Sri Lanka joins the World Bank’s Human Capital Project
The government of Sri Lanka has pledged to accelerate more and better investment in human capital – health, education and social protection – becoming the 82nd country to join the World Bank’s Human Capital Project.
At a high-level human capital summit today, at least 12 Ministers and Ministers of State, Secretaries and Secretaries of State, as well as several senior officials, including the Director General of the Ministry of Finance, met in person to discuss priorities to accelerate investments in human capital to increase future productivity and economic growth, and enable green, resilient and inclusive development.
The event also attracted around 200 connected virtual observers from around the world and based in Sri Lanka.
“Investing in people is central to our government strategy and essential to ensuring a successful recovery from COVID-19. We will continue to prioritize investments in human capital, improve early childhood education, ensure universal primary and secondary education, increase access and quality of higher education, as well as the technical and vocational education, improve the quality of the health care system to meet future health care challenges and support vulnerable individuals and families through Samurdhi and other safety nets and employment programs,” Finance Minister Basil Rajapaksa said.

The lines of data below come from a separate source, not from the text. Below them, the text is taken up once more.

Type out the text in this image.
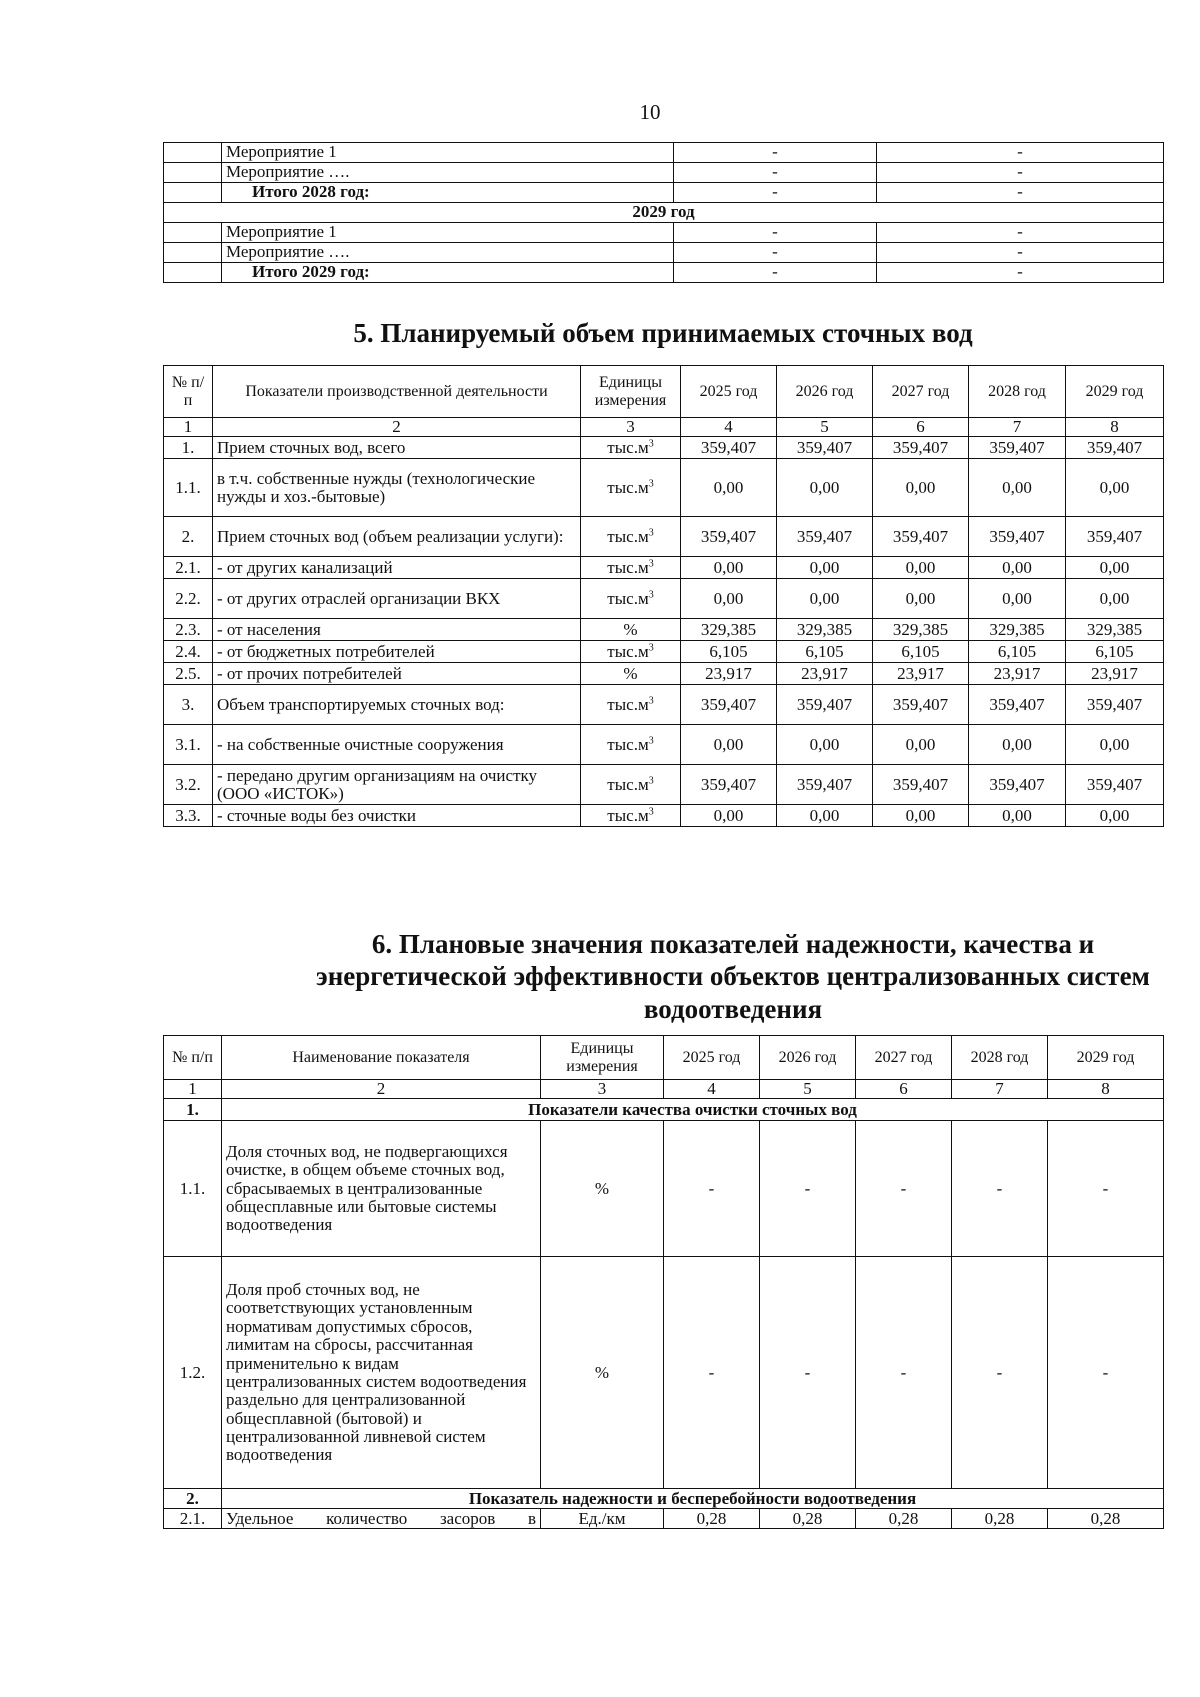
10
	Мероприятие 1	-	-
	Мероприятие ….	-	-
	Итого 2028 год:	-	-
2029 год			
	Мероприятие 1	-	-
	Мероприятие ….	-	-
	Итого 2029 год:	-	-
5. Планируемый объем принимаемых сточных вод
№ п/п	Показатели производственной деятельности	Единицы измерения	2025 год	2026 год	2027 год	2028 год	2029 год
1	2	3	4	5	6	7	8
1.	Прием сточных вод, всего	$тыс.м^3$	359,407	359,407	359,407	359,407	359,407
1.1.	в т.ч. собственные нужды (технологические нужды и хоз.-бытовые)	$тыс.м^3$	0,00	0,00	0,00	0,00	0,00
2.	Прием сточных вод (объем реализации услуги):	$тыс.м^3$	359,407	359,407	359,407	359,407	359,407
2.1.	- от других канализаций	$тыс.м^3$	0,00	0,00	0,00	0,00	0,00
2.2.	- от других отраслей организации ВКХ	$тыс.м^3$	0,00	0,00	0,00	0,00	0,00
2.3.	- от населения	%	329,385	329,385	329,385	329,385	329,385
2.4.	- от бюджетных потребителей	$тыс.м^3$	6,105	6,105	6,105	6,105	6,105
2.5.	- от прочих потребителей	%	23,917	23,917	23,917	23,917	23,917
3.	Объем транспортируемых сточных вод:	$тыс.м^3$	359,407	359,407	359,407	359,407	359,407
3.1.	- на собственные очистные сооружения	$тыс.м^3$	0,00	0,00	0,00	0,00	0,00
3.2.	- передано другим организациям на очистку (ООО «ИСТОК»)	$тыс.м^3$	359,407	359,407	359,407	359,407	359,407
3.3.	- сточные воды без очистки	$тыс.м^3$	0,00	0,00	0,00	0,00	0,00
6. Плановые значения показателей надежности, качества и
энергетической эффективности объектов централизованных систем
водоотведения
№ п/п	Наименование показателя	Единицы измерения	2025 год	2026 год	2027 год	2028 год	2029 год
1	2	3	4	5	6	7	8
1.	Показатели качества очистки сточных вод						
1.1.	Доля сточных вод, не подвергающихся очистке, в общем объеме сточных вод, сбрасываемых в централизованные общесплавные или бытовые системы водоотведения	%	-	-	-	-	-
1.2.	Доля проб сточных вод, не соответствующих установленным нормативам допустимых сбросов, лимитам на сбросы, рассчитанная применительно к видам централизованных систем водоотведения раздельно для централизованной общесплавной (бытовой) и централизованной ливневой систем водоотведения	%	-	-	-	-	-
2.	Показатель надежности и бесперебойности водоотведения						
2.1.	Удельное количество засоров в	Ед./км	0,28	0,28	0,28	0,28	0,28
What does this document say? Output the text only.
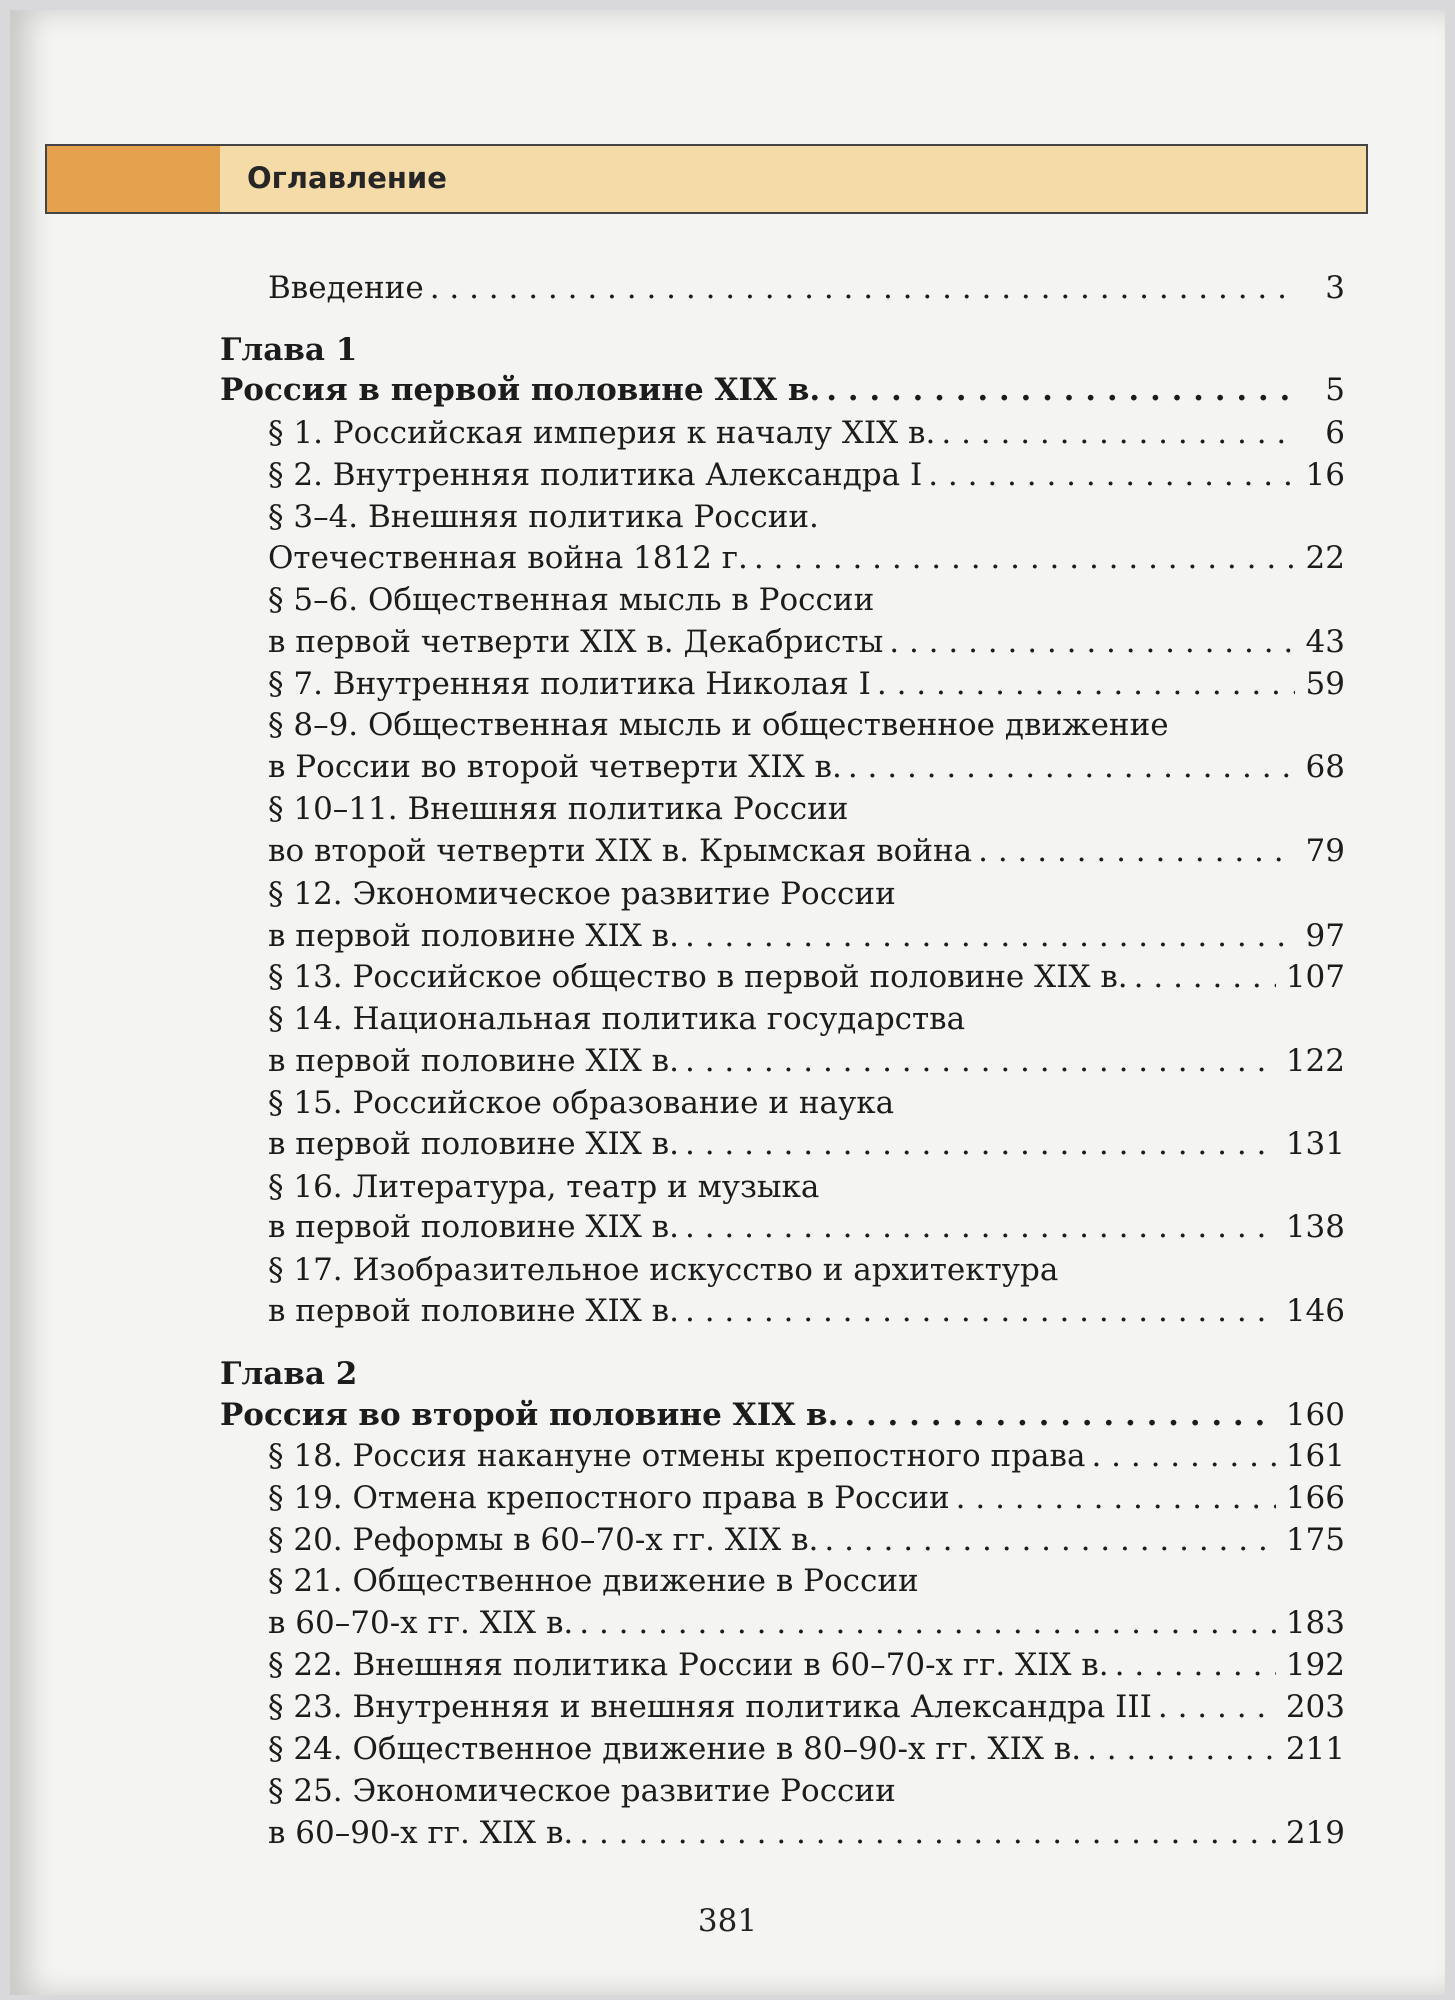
Оглавление
Введение . . .	3
Глава 1
Россия в первой половине XIX в. . . .	5
§ 1. Российская империя к началу XIX в. . . .	6
§ 2. Внутренняя политика Александра I . . .	16
§ 3–4. Внешняя политика России.
Отечественная война 1812 г. . . .	22
§ 5–6. Общественная мысль в России
в первой четверти XIX в. Декабристы . . .	43
§ 7. Внутренняя политика Николая I . . .	59
§ 8–9. Общественная мысль и общественное движение
в России во второй четверти XIX в. . . .	68
§ 10–11. Внешняя политика России
во второй четверти XIX в. Крымская война . . .	79
§ 12. Экономическое развитие России
в первой половине XIX в. . . .	97
§ 13. Российское общество в первой половине XIX в. . . .	107
§ 14. Национальная политика государства
в первой половине XIX в. . . .	122
§ 15. Российское образование и наука
в первой половине XIX в. . . .	131
§ 16. Литература, театр и музыка
в первой половине XIX в. . . .	138
§ 17. Изобразительное искусство и архитектура
в первой половине XIX в. . . .	146
Глава 2
Россия во второй половине XIX в. . . .	160
§ 18. Россия накануне отмены крепостного права . . .	161
§ 19. Отмена крепостного права в России . . .	166
§ 20. Реформы в 60–70-х гг. XIX в. . . .	175
§ 21. Общественное движение в России
в 60–70-х гг. XIX в. . . .	183
§ 22. Внешняя политика России в 60–70-х гг. XIX в. . . .	192
§ 23. Внутренняя и внешняя политика Александра III . . .	203
§ 24. Общественное движение в 80–90-х гг. XIX в. . . .	211
§ 25. Экономическое развитие России
в 60–90-х гг. XIX в. . . .	219
381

Sri Lanka’s strong human development record is reflected in the relatively high Human Capital Index score before COVID-19, which is higher than the South Asia region and global averages.
However, the COVID-19 pandemic has had a significant impact on human capital accumulation in Sri Lanka, including job losses, a devastating learning crisis and worsening malnutrition. This has led to increased poverty and vulnerability, especially among groups that lack coping mechanisms and are already disadvantaged.
The World Bank is helping the government of Sri Lanka address its human capital challenges through targeted engagements in health, education and social protection, in line with the government’s national policy framework on human capital. prospects of prosperity and splendour.
“Protecting and investing in people will be key to Sri Lanka’s recovery from the pandemic and to boosting future productivity and economic growth,” said Hartwig Schafer, World Bank Vice President for South Asia. South. “Sri Lanka’s membership in the Human Capital Project is timely for the country to protect its hard-earned gains. The World Bank stands ready to help Sri Lanka accelerate human capital development and pave the way for more inclusive and resilient growth.
The Human Capital Project is a global effort to accelerate investments in people for inclusive economic growth. It makes the case for investing in the human capital of the next generation; provides access to a measurement, research and analysis program that helps invest in and protect human capital; and supports peer learning for countries as they develop and implement accelerated priorities for human capital development.
Committing to the cause of accelerating investment in people, ministers attending the event made the following statements:
“Investments in education are key to achieving higher levels of human capital outcomes in Sri Lanka. Our ministry has made every effort to provide inclusive early childhood education and school education to all children. Opportunities to receive quality higher education and vocational training contribute to increased productivity, resilience and improved labor market outcomes. We look forward to working with the World Bank to invest in children and youth to realize their potential to contribute to the economy,” Education Minister Dinesh Gunawardene said.
“A healthy population is the foundation for improving a nation’s human capital. Prioritizing investments in nutrition at every stage of a human’s life and ensuring a responsive and robust health system are paramount. At the same time, leveraging technology will further improve the efficiency, quality and governance of health service delivery,” said Minister of Health Keheliya Rambukwella.
“Securing and restoring jobs and incomes will be central to Sri Lanka’s recovery from the pandemic. We need more ambitious policies and programs to address these challenges, as well as effective social protection strategies and social insurance programs. Sri Lanka can reap the full benefits of investments in human capital by improving labor market programs, especially for migrant workers. We look forward to working with the World Bank to improve Sri Lanka’s labor market programs, social protection and labor policies to realize the full potential of all Sri Lankans,” said Minister of Labor Nimal Siripala DeSilva.